Und ob du es glaubst oder nicht, der Brenner ist wieder da! In seinem mittlerweile achten Krimiabenteuer entdeckt der in die Jahre gekommene Exbulle die Schönheit der Russinnen im Internet. Dass die "einheimischen Weiber" auch nicht zu verachten sind, erfährt er in seiner Beziehung mit der resoluten frühpensionierten Lehrerin Herta. Dort wie da wandelt Brenner alsbald auf Freiersfüßen und mitten hinein ins schlimmste Schlamassel, Doppelleben Hilfsausdruck. Während sich Herta auf einer ihrer schamanischen Wanderreisen befindet, bricht Brenner nach Nischni Nowgorod auf, um die liebreizende Nadeshda kennenzulernen. Statt dem ersehnten Liebesabenteuer erwarten ihn dort Schläge, eine Abfuhr sowie ein gefährlicher Auftrag. Verzweifelt bittet ihn Nadeshda, ihre von einem Mädchenhändlerring verschleppte Schwester in Wien ausfindig zu machen. Wieder daheim taucht Brenner in die düstere Welt der Rotlichtmafia ein. Kurz darauf sorgen eine tätowierte Leiche in der Donau, wenig redselige, aber umso zwielichtigere Zeugen, mehrere abgehackte Hände mit rätselhaften Tätowierungen, eine zweckdienliche Eheschließung und eine unerwartete Geiselnahme für allerlei Ärger und amouröse Turbulenzen. Aber pass auf, was ich dir sage. Nach gut 20 Jahren Romanantiheldexistenz kann den schrulligen Ermittler wider Willen kaum was erschüttern, nur der Geruch von Frauentränen, "Nirwana nichts dagegen". Und Brenner ein Frauentränenumfaller, wie er im Buche steht…

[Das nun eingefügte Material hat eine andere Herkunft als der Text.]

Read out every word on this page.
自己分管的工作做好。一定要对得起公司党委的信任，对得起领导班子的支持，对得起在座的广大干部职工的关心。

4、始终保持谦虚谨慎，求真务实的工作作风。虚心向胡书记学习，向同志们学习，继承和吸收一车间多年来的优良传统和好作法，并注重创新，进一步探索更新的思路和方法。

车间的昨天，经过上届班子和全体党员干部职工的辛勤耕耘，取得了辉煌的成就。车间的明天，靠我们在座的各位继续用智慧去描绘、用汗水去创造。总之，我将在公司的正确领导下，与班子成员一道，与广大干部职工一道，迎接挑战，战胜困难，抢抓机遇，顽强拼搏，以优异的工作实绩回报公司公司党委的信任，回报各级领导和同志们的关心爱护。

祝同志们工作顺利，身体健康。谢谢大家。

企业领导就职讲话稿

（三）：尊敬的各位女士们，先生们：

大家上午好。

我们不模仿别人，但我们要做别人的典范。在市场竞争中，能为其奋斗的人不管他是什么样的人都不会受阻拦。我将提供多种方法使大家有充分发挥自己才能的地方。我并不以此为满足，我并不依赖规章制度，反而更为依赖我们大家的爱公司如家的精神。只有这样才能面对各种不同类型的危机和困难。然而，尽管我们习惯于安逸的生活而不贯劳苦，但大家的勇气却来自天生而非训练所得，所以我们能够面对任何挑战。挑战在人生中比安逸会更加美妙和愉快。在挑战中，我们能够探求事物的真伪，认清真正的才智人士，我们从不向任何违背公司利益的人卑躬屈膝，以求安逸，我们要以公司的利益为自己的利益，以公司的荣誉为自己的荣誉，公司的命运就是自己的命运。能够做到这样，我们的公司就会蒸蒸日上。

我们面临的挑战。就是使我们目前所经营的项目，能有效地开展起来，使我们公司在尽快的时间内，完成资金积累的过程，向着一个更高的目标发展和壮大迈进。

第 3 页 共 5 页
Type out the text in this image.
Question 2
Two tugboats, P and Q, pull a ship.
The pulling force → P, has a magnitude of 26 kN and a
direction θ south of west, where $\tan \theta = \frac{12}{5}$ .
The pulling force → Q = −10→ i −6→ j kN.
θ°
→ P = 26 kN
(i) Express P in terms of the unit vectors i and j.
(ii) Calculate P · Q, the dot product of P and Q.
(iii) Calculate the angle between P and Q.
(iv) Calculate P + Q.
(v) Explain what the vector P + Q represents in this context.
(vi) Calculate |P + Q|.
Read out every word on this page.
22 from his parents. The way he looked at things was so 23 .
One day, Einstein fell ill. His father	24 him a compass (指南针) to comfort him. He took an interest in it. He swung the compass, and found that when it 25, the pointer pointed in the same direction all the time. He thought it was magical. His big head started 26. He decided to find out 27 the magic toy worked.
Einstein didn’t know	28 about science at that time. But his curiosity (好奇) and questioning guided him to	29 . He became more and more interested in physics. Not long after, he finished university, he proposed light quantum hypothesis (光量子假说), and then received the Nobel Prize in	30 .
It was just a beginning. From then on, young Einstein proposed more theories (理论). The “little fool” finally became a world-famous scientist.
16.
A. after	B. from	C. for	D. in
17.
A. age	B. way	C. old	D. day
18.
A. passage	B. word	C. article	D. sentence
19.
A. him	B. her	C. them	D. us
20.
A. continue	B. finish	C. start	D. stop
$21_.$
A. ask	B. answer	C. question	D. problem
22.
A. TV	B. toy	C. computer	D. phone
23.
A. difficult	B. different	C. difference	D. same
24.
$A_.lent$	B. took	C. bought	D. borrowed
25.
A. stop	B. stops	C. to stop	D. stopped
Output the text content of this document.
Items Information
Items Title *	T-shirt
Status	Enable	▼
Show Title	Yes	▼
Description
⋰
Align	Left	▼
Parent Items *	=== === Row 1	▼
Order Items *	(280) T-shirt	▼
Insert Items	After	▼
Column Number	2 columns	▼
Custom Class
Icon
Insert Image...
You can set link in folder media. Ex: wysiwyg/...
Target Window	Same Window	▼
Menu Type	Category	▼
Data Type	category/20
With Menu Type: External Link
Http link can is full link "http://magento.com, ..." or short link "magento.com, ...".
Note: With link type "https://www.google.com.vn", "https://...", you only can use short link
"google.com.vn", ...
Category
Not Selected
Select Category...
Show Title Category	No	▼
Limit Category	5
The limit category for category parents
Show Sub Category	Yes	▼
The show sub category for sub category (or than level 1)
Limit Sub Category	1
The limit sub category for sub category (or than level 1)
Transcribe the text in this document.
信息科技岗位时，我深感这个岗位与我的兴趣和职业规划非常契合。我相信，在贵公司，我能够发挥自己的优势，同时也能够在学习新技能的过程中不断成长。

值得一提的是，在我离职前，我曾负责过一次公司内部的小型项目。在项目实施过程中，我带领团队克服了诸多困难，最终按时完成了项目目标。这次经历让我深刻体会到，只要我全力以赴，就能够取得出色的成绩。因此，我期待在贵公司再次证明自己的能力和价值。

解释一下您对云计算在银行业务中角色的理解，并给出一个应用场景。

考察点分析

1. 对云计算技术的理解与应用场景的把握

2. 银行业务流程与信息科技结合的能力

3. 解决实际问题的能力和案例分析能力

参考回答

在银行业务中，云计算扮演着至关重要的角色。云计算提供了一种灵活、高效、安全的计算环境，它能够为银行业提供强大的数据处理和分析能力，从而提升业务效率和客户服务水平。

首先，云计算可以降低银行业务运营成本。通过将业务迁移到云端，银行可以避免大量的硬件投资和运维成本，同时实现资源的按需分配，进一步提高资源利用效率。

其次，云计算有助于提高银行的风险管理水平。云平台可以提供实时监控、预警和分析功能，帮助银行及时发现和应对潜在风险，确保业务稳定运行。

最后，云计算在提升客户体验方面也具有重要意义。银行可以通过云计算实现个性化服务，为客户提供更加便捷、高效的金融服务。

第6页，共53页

Wo Wolf Haas draufsteht, ist auch Wolf Haas drin. Ungeachtet der längeren Pause, trägt auch dieser Simon-Brenner-Band alle wohlvertrauten Stilmerkmale. Originelle Wortschöpfungen, grotesk übersteigerte Vergleiche, eigenwillige Verknappungen und stereotype Wiederholungen begegnen den LeserInnen wie liebgewonnene alte Bekannte. Ob Internetkontaktbörse, Tätowierungsspruch, Straßenstrich, Stockholmsyndrom, PädagogInnenschicksal, Kraftplatzsuche oder österreichisches Paarverhalten - alles wird aufs Korn genommen.  Natürlich darf auch der das Geschehen im freundschaftlichen Ikea-Du-Ton ironisch kommentierende, zukünftige Ereignisse andeutende, anonyme Erzähler nicht fehlen. Er verschafft uns tiefere Einblicke in die weltanschaulichen Abgründe und das Seelenleben seiner karikaturhaft gezeichneten ProtagonistInnen. "Von dem ganzen ding her" ein kurzweiliges, hochamüsantes Lesevergnügen mit viel Galgenhumor, aber einem allzu tollkühnen Handlungsverlauf, Münchhausen frage nicht.